We are pretty much the only country on the planet that teaches math this way, where students are forced to memorize formulas and procedures. And so kids miss the more organic experience of playing with mathematical puzzles, experimenting and searching for patterns, finding delight in their own discoveries. Most students learn to detest — or at best, endure — math, and this is why our students are falling behind their international peers.
When students memorize the Pythagorean theorem or the quadratic formula and apply it with slightly different numbers, they actually get worse at the bigger picture. Our brains are slow to recognize information when it is out of context. This is why real-world math problems are so much harder — and more fascinating — than the contrived textbook exercises.
What I’ve found instead is that a student who has developed the ability to turn a real-world scenario into a mathematical problem, who is alert to false reasoning, and who can manipulate numbers and equations is likely far better prepared for college math than a student who has experienced a year of rote calculus.
What can we do as parents? At my house, we sometimes talk through simple logic puzzles over dinner. There are lots of good examples on the Internet, even pirate puzzles to please my son. Sudoku, despite claims to the contrary, is all about logical problem solving.
Or how about family board games night once a week? I’m not talking Candyland-style games, all luck and no skill. Some favorites in my household include logic puzzles like Rush Hour and board games like TransAmerica, Clue, and Carcassonne. Of course, there’s also always checkers and chess. These games teach kids to think logically several steps ahead, all while having fun. And they are far more effective than the SAT prep booklets which litter the homes of high school juniors each year.

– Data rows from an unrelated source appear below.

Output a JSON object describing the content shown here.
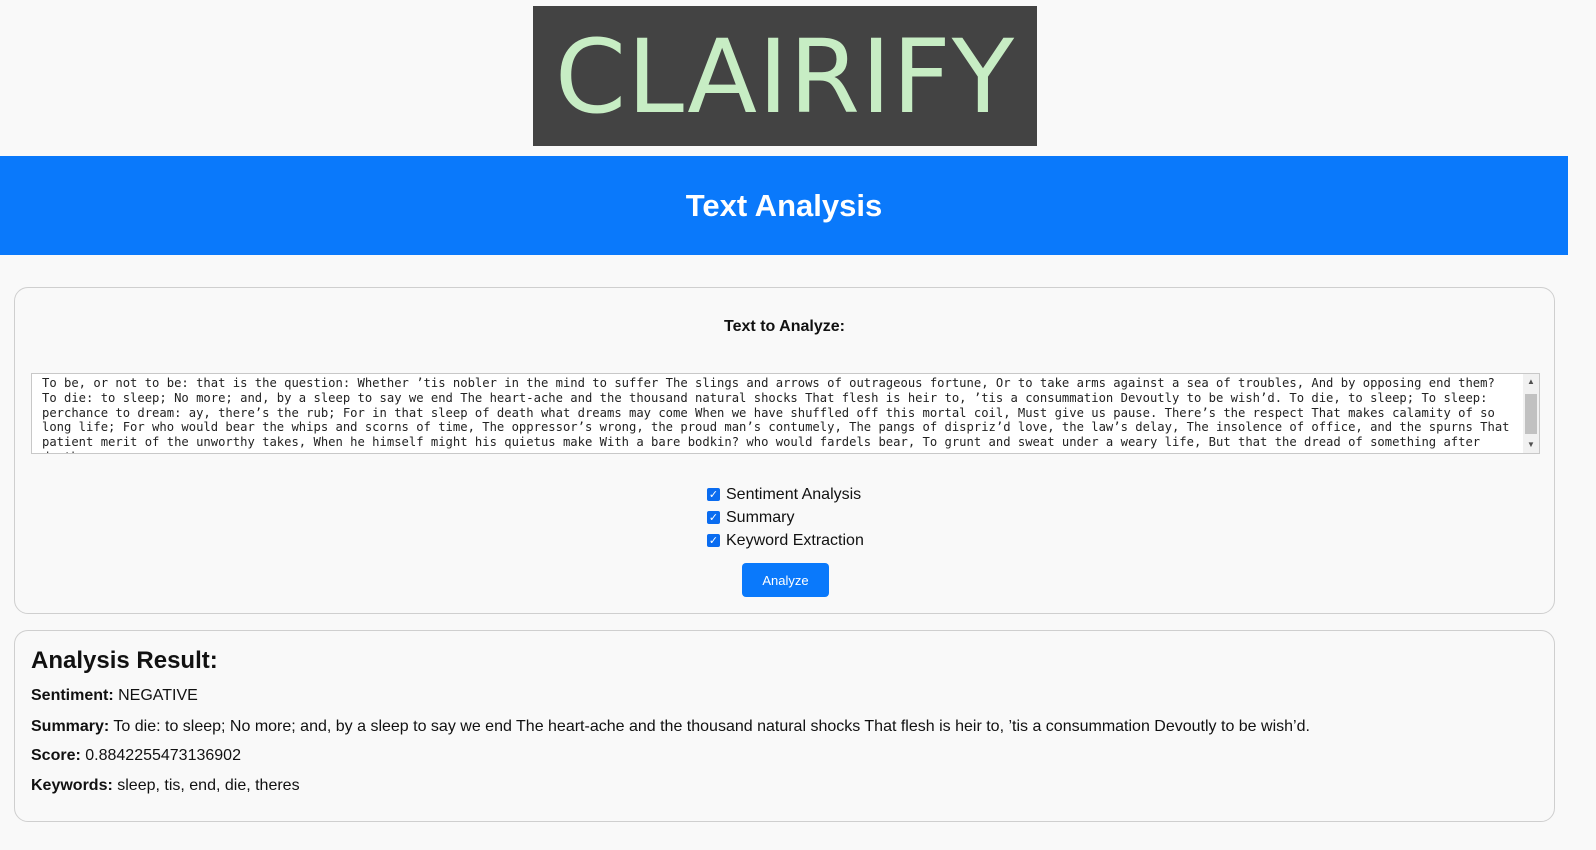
{
  "logo": {
    "text": "CLAIRIFY"
  },
  "banner": {
    "title": "Text Analysis"
  },
  "input": {
    "label": "Text to Analyze:",
    "text": "To be, or not to be: that is the question: Whether ’tis nobler in the mind to suffer The slings and arrows of outrageous fortune, Or to take arms against a sea of troubles, And by opposing end them? To die: to sleep; No more; and, by a sleep to say we end The heart-ache and the thousand natural shocks That flesh is heir to, ’tis a consummation Devoutly to be wish’d. To die, to sleep; To sleep: perchance to dream: ay, there’s the rub; For in that sleep of death what dreams may come When we have shuffled off this mortal coil, Must give us pause. There’s the respect That makes calamity of so long life; For who would bear the whips and scorns of time, The oppressor’s wrong, the proud man’s contumely, The pangs of dispriz’d love, the law’s delay, The insolence of office, and the spurns That patient merit of the unworthy takes, When he himself might his quietus make With a bare bodkin? who would fardels bear, To grunt and sweat under a weary life, But that the dread of something after death"
  },
  "options": [
    {
      "label": "Sentiment Analysis",
      "checked": true
    },
    {
      "label": "Summary",
      "checked": true
    },
    {
      "label": "Keyword Extraction",
      "checked": true
    }
  ],
  "analyze_button": "Analyze",
  "result": {
    "title": "Analysis Result:",
    "sentiment_label": "Sentiment:",
    "sentiment_value": "NEGATIVE",
    "summary_label": "Summary:",
    "summary_value": "To die: to sleep; No more; and, by a sleep to say we end The heart-ache and the thousand natural shocks That flesh is heir to, ’tis a consummation Devoutly to be wish’d.",
    "score_label": "Score:",
    "score_value": "0.8842255473136902",
    "keywords_label": "Keywords:",
    "keywords_value": "sleep, tis, end, die, theres"
  },
  "colors": {
    "banner": "#0a79fb",
    "logo_bg": "#434343",
    "logo_text": "#c7edc4",
    "button": "#0a79fb"
  },
  "icons": {
    "scroll_up": "scroll-up-arrow-icon",
    "scroll_down": "scroll-down-arrow-icon",
    "checkbox": "checkmark-icon"
  }
}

I’m not down on mathematical training. I’m just down on the persistent memorization approach, which works your intellectual muscles about as effectively as lifting loaves of Wonder Bread helps build your biceps. We are failing our children if all we teach them are dry formulas. The benefits just don’t add up.
Tara Holm is an associate professor of math at Cornell University and a 2015 public voices fellow of the OpEd Project.